アングル:中国でマツダがライバル凌駕、消費者のし好変化が追い風

2015年7月17日(金)13時01分

[南京(中国) 17日 ロイター] - 中国市場全体の自動車販売が今年さえないなか、消費者の嗜好の変化を追い風に、ライバルを凌駕しているのがマツダだ。マツダは自社の販売記録を塗り替えており、需要増に追いつくのに苦労している。

マツダのスポーティなデザインは、伝統的なブランドにとらわれず、自分の趣味に従った購入行動をとる新しい層の心をとらえている。

マツダのSUV「CX─5」を昨年購入した南京市の27歳の会社員は「他社のデザインは丸みを帯びていたり、ずんぐりしたりしているが、『CX─5』は流れるような優美な車体」と絶賛した。

中国の自動車販売台数は15年上半期は1.4%増で、6年ぶりの低い伸びにとどまった。業界団体は先週、株式市場の急落を受けて、経済の先行きに対する消費者の懸念が一段と強まったとの見方を示した。
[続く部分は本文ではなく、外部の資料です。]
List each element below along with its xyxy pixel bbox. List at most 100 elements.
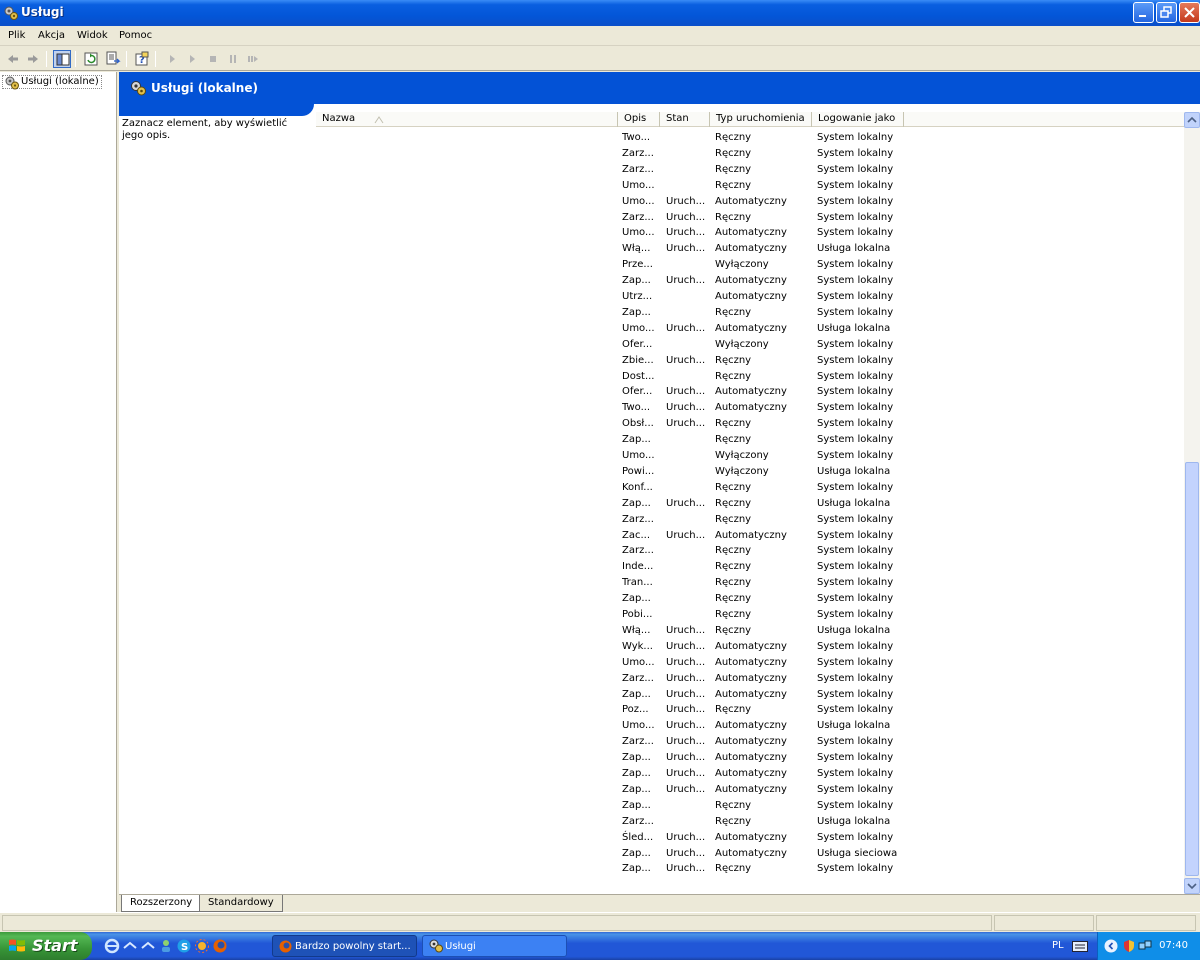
- table-row[interactable]: MS Software Shadow Copy ProviderZarz...R…: [316, 162, 1184, 178]
- table-row[interactable]: Menedżer połączeń usługi Dostęp zdalnyTw…: [316, 130, 1184, 146]
- table-row[interactable]: Usługa dostarczania sieciZarz...RęcznySy…: [316, 543, 1184, 559]
- table-row[interactable]: Zdalne wywoływanie procedur (RPC)Zap...U…: [316, 846, 1184, 862]
- forward-button[interactable]: [24, 50, 42, 68]
- column-header-logon-as[interactable]: Logowanie jako: [812, 112, 904, 127]
- table-row[interactable]: WebClientUmo...Uruch...AutomatycznyUsług…: [316, 718, 1184, 734]
- scroll-down-button[interactable]: [1184, 878, 1200, 894]
- table-row[interactable]: System zdarzeń COM+Obsł...Uruch...Ręczny…: [316, 416, 1184, 432]
- scroll-up-button[interactable]: [1184, 112, 1200, 128]
- table-row[interactable]: Zasilacz awaryjny (UPS)Zarz...RęcznyUsłu…: [316, 814, 1184, 830]
- table-row[interactable]: Pomoc TCP/IP NetBIOSWłą...Uruch...Automa…: [316, 241, 1184, 257]
- table-row[interactable]: Urządzenie alarmowePowi...WyłączonyUsług…: [316, 464, 1184, 480]
- arrow-left-icon: [8, 55, 18, 63]
- table-row[interactable]: Usługa numeru seryjnego multimediów prze…: [316, 607, 1184, 623]
- tree-node-services-local[interactable]: Usługi (lokalne): [2, 75, 102, 90]
- network-status-icon[interactable]: [1138, 939, 1152, 953]
- table-row[interactable]: Zawiadomienie o zdarzeniu systemowymŚled…: [316, 830, 1184, 846]
- service-description-cell: Powi...: [622, 465, 655, 477]
- service-description-cell: Zarz...: [622, 815, 654, 827]
- taskbar-item-firefox[interactable]: Bardzo powolny start...: [272, 935, 417, 957]
- scroll-thumb[interactable]: [1185, 462, 1199, 876]
- table-row[interactable]: Zgodność szybkiego przełączania użytkown…: [316, 861, 1184, 877]
- firefox-icon[interactable]: [212, 938, 228, 954]
- table-row[interactable]: Usługa NT LM Security Support ProviderZa…: [316, 591, 1184, 607]
- services-list[interactable]: Nazwa Opis Stan Typ uruchomienia Logowan…: [316, 112, 1200, 894]
- table-row[interactable]: Usługi terminalowePoz...Uruch...RęcznySy…: [316, 702, 1184, 718]
- restart-icon: [248, 56, 258, 62]
- taskbar-item-services[interactable]: Usługi: [422, 935, 567, 957]
- start-button[interactable]: Start: [0, 932, 92, 960]
- network-icon[interactable]: [140, 938, 156, 954]
- table-row[interactable]: Usługa inteligentnego transferu w tleTra…: [316, 575, 1184, 591]
- table-row[interactable]: Windows AudioZarz...Uruch...Automatyczny…: [316, 734, 1184, 750]
- title-bar[interactable]: Usługi: [0, 0, 1200, 26]
- service-description-cell: Zarz...: [622, 163, 654, 175]
- stop-service-button[interactable]: [204, 50, 222, 68]
- security-center-icon[interactable]: [1122, 939, 1136, 953]
- table-row[interactable]: Plug and PlayUmo...Uruch...AutomatycznyS…: [316, 194, 1184, 210]
- table-row[interactable]: Zarządzanie aplikacjamiZap...RęcznySyste…: [316, 798, 1184, 814]
- table-row[interactable]: Program uruchamiający proces serwera DCO…: [316, 273, 1184, 289]
- table-row[interactable]: Usługa administracyjna Menedżera dysków …: [316, 480, 1184, 496]
- chevron-left-icon[interactable]: [1104, 939, 1118, 953]
- properties-button[interactable]: ?: [133, 50, 151, 68]
- table-row[interactable]: Usługa przywracania systemuWyk...Uruch..…: [316, 639, 1184, 655]
- table-row[interactable]: QoS RSVPZap...RęcznySystem lokalny: [316, 305, 1184, 321]
- pause-service-button[interactable]: [224, 50, 242, 68]
- sun-icon[interactable]: [194, 938, 210, 954]
- table-row[interactable]: Usługi kryptograficzneZap...Uruch...Auto…: [316, 687, 1184, 703]
- table-row[interactable]: Usługa Czas systemu WindowsZac...Uruch..…: [316, 528, 1184, 544]
- table-row[interactable]: Usługa indeksowaniaInde...RęcznySystem l…: [316, 559, 1184, 575]
- language-indicator[interactable]: PL: [1052, 940, 1064, 951]
- column-header-startup-type[interactable]: Typ uruchomienia: [710, 112, 812, 127]
- back-button[interactable]: [4, 50, 22, 68]
- table-row[interactable]: Usługa bramy warstwy aplikacjiZap...Uruc…: [316, 496, 1184, 512]
- menu-pomoc[interactable]: Pomoc: [119, 30, 152, 41]
- tab-standard[interactable]: Standardowy: [199, 895, 283, 912]
- network-icon[interactable]: [122, 938, 138, 954]
- minimize-button[interactable]: [1133, 2, 1154, 23]
- internet-explorer-icon[interactable]: [104, 938, 120, 954]
- table-row[interactable]: Usługa odnajdywania SSDPWłą...Uruch...Rę…: [316, 623, 1184, 639]
- keyboard-icon[interactable]: [1072, 941, 1088, 952]
- table-row[interactable]: Wykrywanie sprzętu powłokiZap...Uruch...…: [316, 766, 1184, 782]
- maximize-button[interactable]: [1156, 2, 1177, 23]
- service-startup-type-cell: Ręczny: [715, 497, 752, 509]
- table-row[interactable]: Usługa raportowania błędówUmo...Uruch...…: [316, 655, 1184, 671]
- tab-extended[interactable]: Rozszerzony: [121, 895, 202, 912]
- menu-widok[interactable]: Widok: [77, 30, 108, 41]
- menu-akcja[interactable]: Akcja: [38, 30, 65, 41]
- table-row[interactable]: Przeglądarka komputeraUtrz...Automatyczn…: [316, 289, 1184, 305]
- pause-resume-button[interactable]: [184, 50, 202, 68]
- column-header-name[interactable]: Nazwa: [316, 112, 618, 127]
- column-header-status[interactable]: Stan: [660, 112, 710, 127]
- messenger-icon[interactable]: [158, 938, 174, 954]
- table-row[interactable]: TelefoniaZap...RęcznySystem lokalny: [316, 432, 1184, 448]
- table-row[interactable]: Rozpoznawanie lokalizacji w sieci (NLA)Z…: [316, 353, 1184, 369]
- table-row[interactable]: Pomoc i obsługa technicznaUmo...Uruch...…: [316, 225, 1184, 241]
- skype-icon[interactable]: S: [176, 938, 192, 954]
- table-row[interactable]: Menedżer sesji pomocy pulpitu zdalnegoZa…: [316, 146, 1184, 162]
- restart-service-button[interactable]: [244, 50, 262, 68]
- close-button[interactable]: [1179, 2, 1200, 23]
- table-row[interactable]: Usługa COM nagrywania dysków CD IMAPIZar…: [316, 512, 1184, 528]
- column-header-description[interactable]: Opis: [618, 112, 660, 127]
- table-row[interactable]: SerwerOfer...Uruch...AutomatycznySystem …: [316, 384, 1184, 400]
- menu-plik[interactable]: Plik: [8, 30, 25, 41]
- refresh-button[interactable]: [82, 50, 100, 68]
- export-list-button[interactable]: [104, 50, 122, 68]
- table-row[interactable]: Rozszerzenia sterownika Instrumentacji z…: [316, 369, 1184, 385]
- vertical-scrollbar[interactable]: [1184, 112, 1200, 894]
- table-row[interactable]: Usługi IPSECZarz...Uruch...AutomatycznyS…: [316, 671, 1184, 687]
- start-service-button[interactable]: [164, 50, 182, 68]
- table-row[interactable]: Zapora systemu Windows/Udostępnianie poł…: [316, 782, 1184, 798]
- show-hide-tree-button[interactable]: [53, 50, 71, 68]
- table-row[interactable]: Stacja roboczaTwo...Uruch...Automatyczny…: [316, 400, 1184, 416]
- table-row[interactable]: Rejestr zdalnyUmo...Uruch...Automatyczny…: [316, 321, 1184, 337]
- table-row[interactable]: Windows Image Acquisition (WIA)Zap...Uru…: [316, 750, 1184, 766]
- table-row[interactable]: NetMeeting Remote Desktop SharingUmo...R…: [316, 178, 1184, 194]
- table-row[interactable]: TelnetUmo...WyłączonySystem lokalny: [316, 448, 1184, 464]
- table-row[interactable]: Routing i dostęp zdalnyOfer...WyłączonyS…: [316, 337, 1184, 353]
- table-row[interactable]: Połączenia siecioweZarz...Uruch...Ręczny…: [316, 210, 1184, 226]
- table-row[interactable]: PosłaniecPrze...WyłączonySystem lokalny: [316, 257, 1184, 273]
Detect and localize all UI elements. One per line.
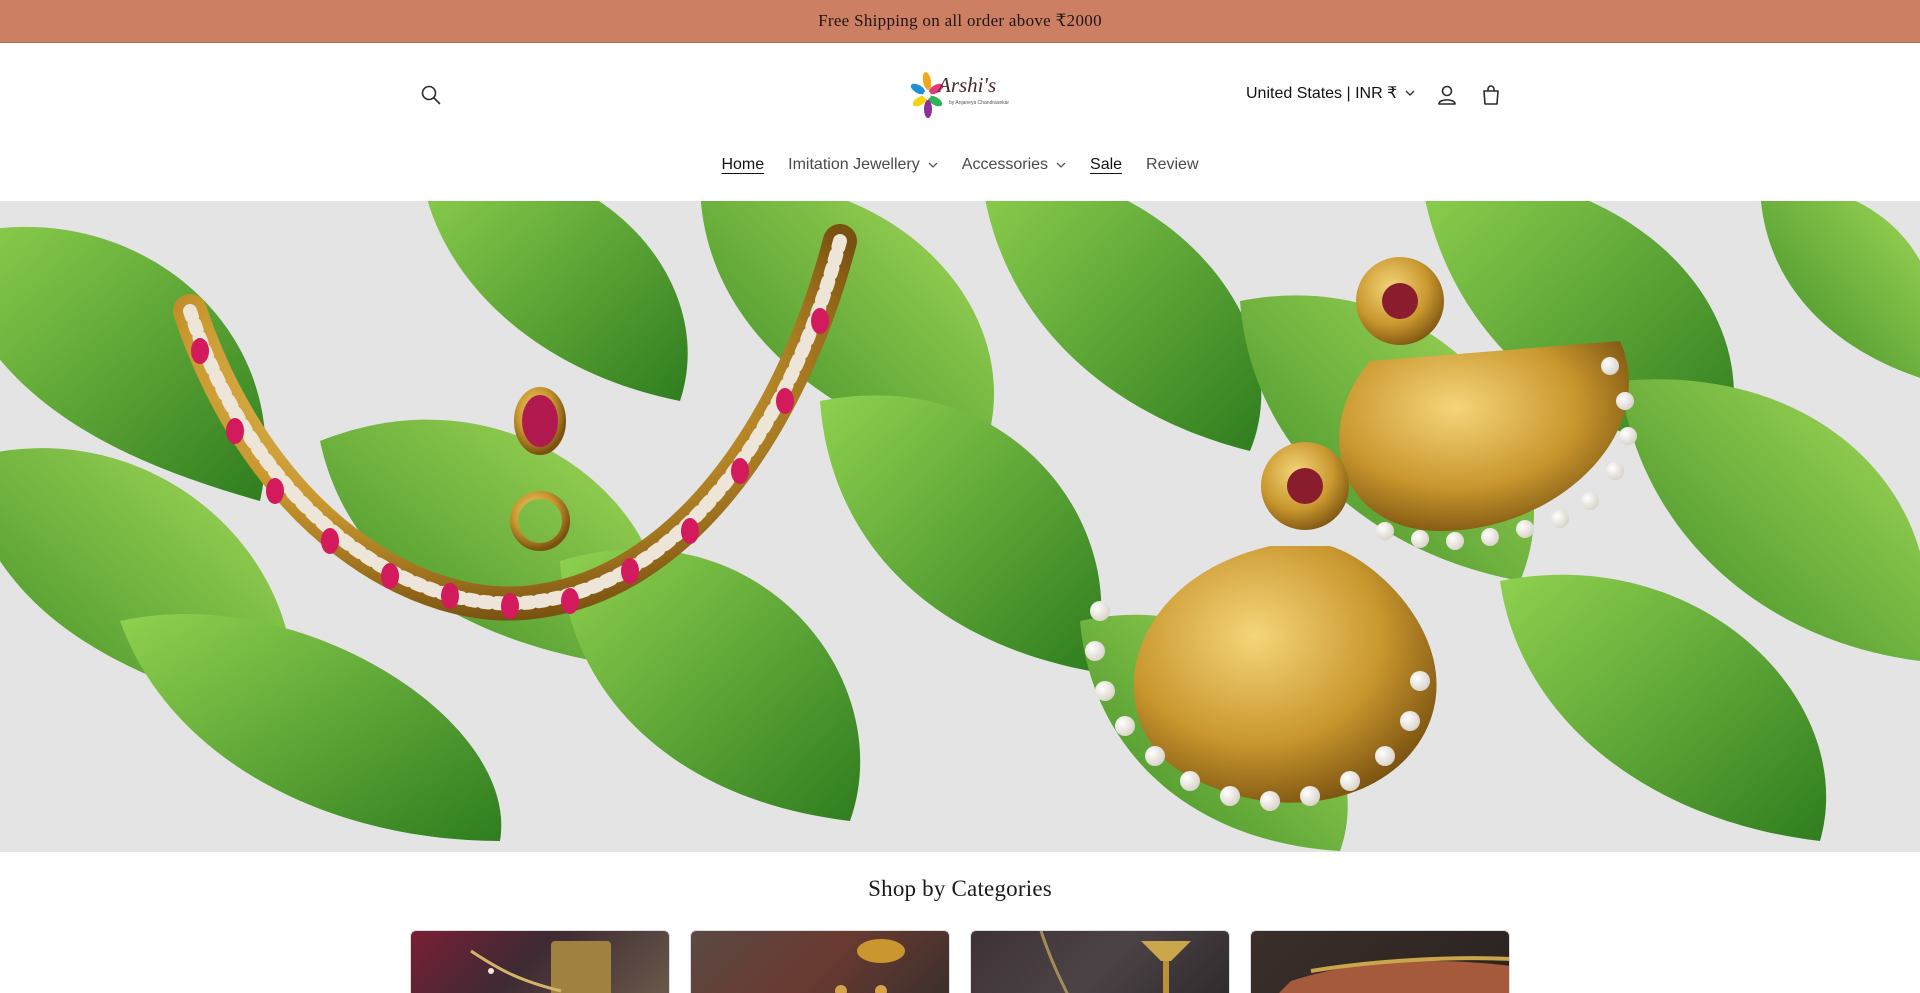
category-card[interactable] bbox=[970, 930, 1230, 993]
nav-accessories-label: Accessories bbox=[961, 156, 1049, 173]
country-currency-selector[interactable]: United States | INR ₹ bbox=[1246, 83, 1415, 103]
category-image bbox=[470, 941, 611, 993]
cart-icon bbox=[1483, 85, 1499, 105]
search-icon bbox=[421, 85, 441, 105]
category-card[interactable] bbox=[1250, 930, 1510, 993]
announcement-bar: Free Shipping on all order above ₹2000 bbox=[0, 0, 1920, 43]
nav-item-imitation-jewellery[interactable]: Imitation Jewellery bbox=[776, 151, 950, 179]
chevron-down-icon bbox=[928, 162, 938, 168]
category-image bbox=[1039, 931, 1191, 993]
nav-item-accessories[interactable]: Accessories bbox=[950, 151, 1078, 179]
nav-sale-label: Sale bbox=[1090, 156, 1123, 173]
main-navigation: Home Imitation Jewellery Accessories Sal… bbox=[0, 151, 1920, 179]
category-image bbox=[835, 939, 905, 993]
announcement-text: Free Shipping on all order above ₹2000 bbox=[818, 11, 1102, 30]
nav-item-sale[interactable]: Sale bbox=[1078, 151, 1134, 179]
hero-banner[interactable] bbox=[0, 201, 1920, 852]
site-logo[interactable]: Arshi's by Anjaneya Chandrasekar bbox=[905, 65, 1017, 123]
cart-button[interactable] bbox=[1475, 79, 1507, 111]
category-card[interactable] bbox=[410, 930, 670, 993]
site-header: Arshi's by Anjaneya Chandrasekar United … bbox=[0, 43, 1920, 201]
hero-image bbox=[0, 201, 1920, 852]
chevron-down-icon bbox=[1056, 162, 1066, 168]
nav-item-home[interactable]: Home bbox=[709, 151, 776, 179]
nav-item-review[interactable]: Review bbox=[1134, 151, 1210, 179]
account-icon bbox=[1438, 85, 1456, 105]
chevron-down-icon bbox=[1405, 90, 1415, 96]
logo-wordmark: Arshi's bbox=[938, 73, 997, 97]
nav-review-label: Review bbox=[1146, 156, 1199, 173]
locale-label: United States | INR ₹ bbox=[1246, 85, 1398, 102]
category-image bbox=[1279, 956, 1509, 993]
category-card[interactable] bbox=[690, 930, 950, 993]
logo-tagline: by Anjaneya Chandrasekar bbox=[949, 100, 1010, 106]
categories-heading: Shop by Categories bbox=[868, 876, 1052, 901]
nav-home-label: Home bbox=[721, 156, 765, 173]
search-button[interactable] bbox=[415, 79, 447, 111]
nav-imitation-jewellery-label: Imitation Jewellery bbox=[788, 156, 920, 173]
account-button[interactable] bbox=[1431, 79, 1463, 111]
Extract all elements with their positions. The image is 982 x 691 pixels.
半面、マツダは17%増と、同社の上半期の伸び率としては過去最高を記録。「CX─5」のほか、セダンの「アクセラ」「アテンザ」が好調だった。マツダの広報担当者は、ロイターに対して、需要があまりにも強いため、一部モデルの供給が間に合わない状況と話している。

しかし、マツダの市場シェアはなお1%にも満たず、月間の販売台数も、フォルクスワーゲン(VW)などライバル各社のごく一部。VWは過去30年をかけて約20%という現在のシェアを築いてきたが、マツダが中国に本格進出したのは2007年とごく最近だ。

<ドイツ神話に陰り>

アナリストは、自動車について経験を積んだ中国の消費者の間では、ドイツ車が常に優れているという「ドイツ神話」が陰りつつある。

調査会社オートモーティブ・フォーサイトを率いるエール・チャン氏によると、中国で影響力を持つテレビの消費番組がVWの品質やサービスを批判したことも、ドイツ車離れの一因になっているという。

こうした中国自動車市場の変化にうまく食い込んだのがマツダだ。マツダは、スリムさやスポーティさを前面に押し出した「KODO(魂動)」というデザインコンセプトを引っさげ、勢力を拡大しつつある。

マツダの中国合弁会社2社のうちの1社である、長安マツダ汽車の松尾則宏社長は先週、南京で行われたグループインタビューの中で、市場が成熟するにつれ、消費者は伝統的なブランドにこだわるのではなく、デザインやユニークさを重視して自動車を選ぶようになると話す。

これは、マツダがターゲットにしている方向と一致するという。

<価格競争から距離>

上半期の販売台数は急増したが、マツダは通年目標を4.3%増の22万台に据え置いている。マツダの幹部らは、中国市場での戦略はブランドの構築であり、急速な拡大ではない、と繰り返し述べている。

中国でのマツダ車の価格はライバル各社と変わらない。例えば、「アクセラ」は11万5500元(1万8601.43ドル)から。米ゼネラル・モーターズ(GM)の「チェビー・クルーズ」は10万9900元だ。しかしマツダは、価格競争からは距離を置いている。

中国市場の鈍化を受けて、GMやVWは値下げを開始。ディーラーは在庫が増えるのを避けるため、大幅なディスカウントを行っている。

一方のマツダは値引きをしておらず、価格の安定を維持するため、ディーラーの在庫を注意深く監視しているという。松尾社長は、マツダは規模が小さいため、価格戦争に参加するわけにはいかないと話した。